Pare, originally from Ontario but later based in Vancouver, spoke about Esoteric Communications during a 2011 court hearing into an alleged fraud. He said he was the principal of the company and a 33 per cent shareholder, and described the outfit as a start-up on the verge of releasing software applications for BlackBerry devices, which were then favoured for secure communications. He told the court that he expected either to “go bankrupt or make millions”.

Esoteric Communications started to operate and promote software known as EsoCrypt. Although the Esoteric Communications company was dissolved in 2012, someone continued using the EsoCrypt brand, seeking distributors for its new phone product and appearing to be interested in legitimate uses for its encrypted devices. It was suggested that celebrities, journalists, politicians and government agents might benefit from using encrypted phones. Other individuals, all Canadian and apparently secretive, appeared to be connected to the company.

Then in 2014 EsoCrypt went offshore, registering a company called EsoCrypt SA in Panama, using a legitimate means to disguise its true ownership and accounts. A local law firm, Arias B Associates, registered the company, with its own employees shown as the directors. Only Arias B knew who the “client of record” really was. EsoCrypt had previously banked in Canada but that too moved, and vendors distributing EsoCrypt products were told to send any money due to the company to a private bank in Luxembourg.

In 2015 the Panama company was renamed EncroChat, and there was now an EncroChat website boasting of how the business “develops the next level of worry-free secure communications”. In 2016 a Dutch company began offering EncroChat, available to buy online.

Arias B Associates told The Sunday Times it had resigned as the Panamanian agents of EncroChat SA in mid-2017 as they could no longer locate their client of record.

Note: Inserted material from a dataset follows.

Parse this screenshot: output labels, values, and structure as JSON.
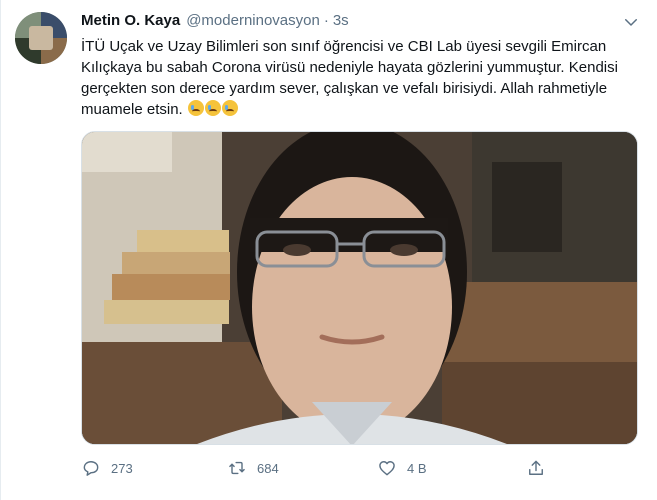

Pare, the Canadian who said he owned a third of the original Esoteric Communications firm, responded to our inquiries by email. He said he “ceased to have any relationship to Esoteric Communications at the end of 2011” and that he had resigned as a director and given up his shareholding. He said: “Jeff Chang & Craig Widdifield took over [Esoteric Communications] after my departure in late 2011” and that the company had been dissolved the following year. Pare said he had registered esocrypt.com as a domain name, but had not used it. He added that he had “never seen EncroChat or been involved with its development”.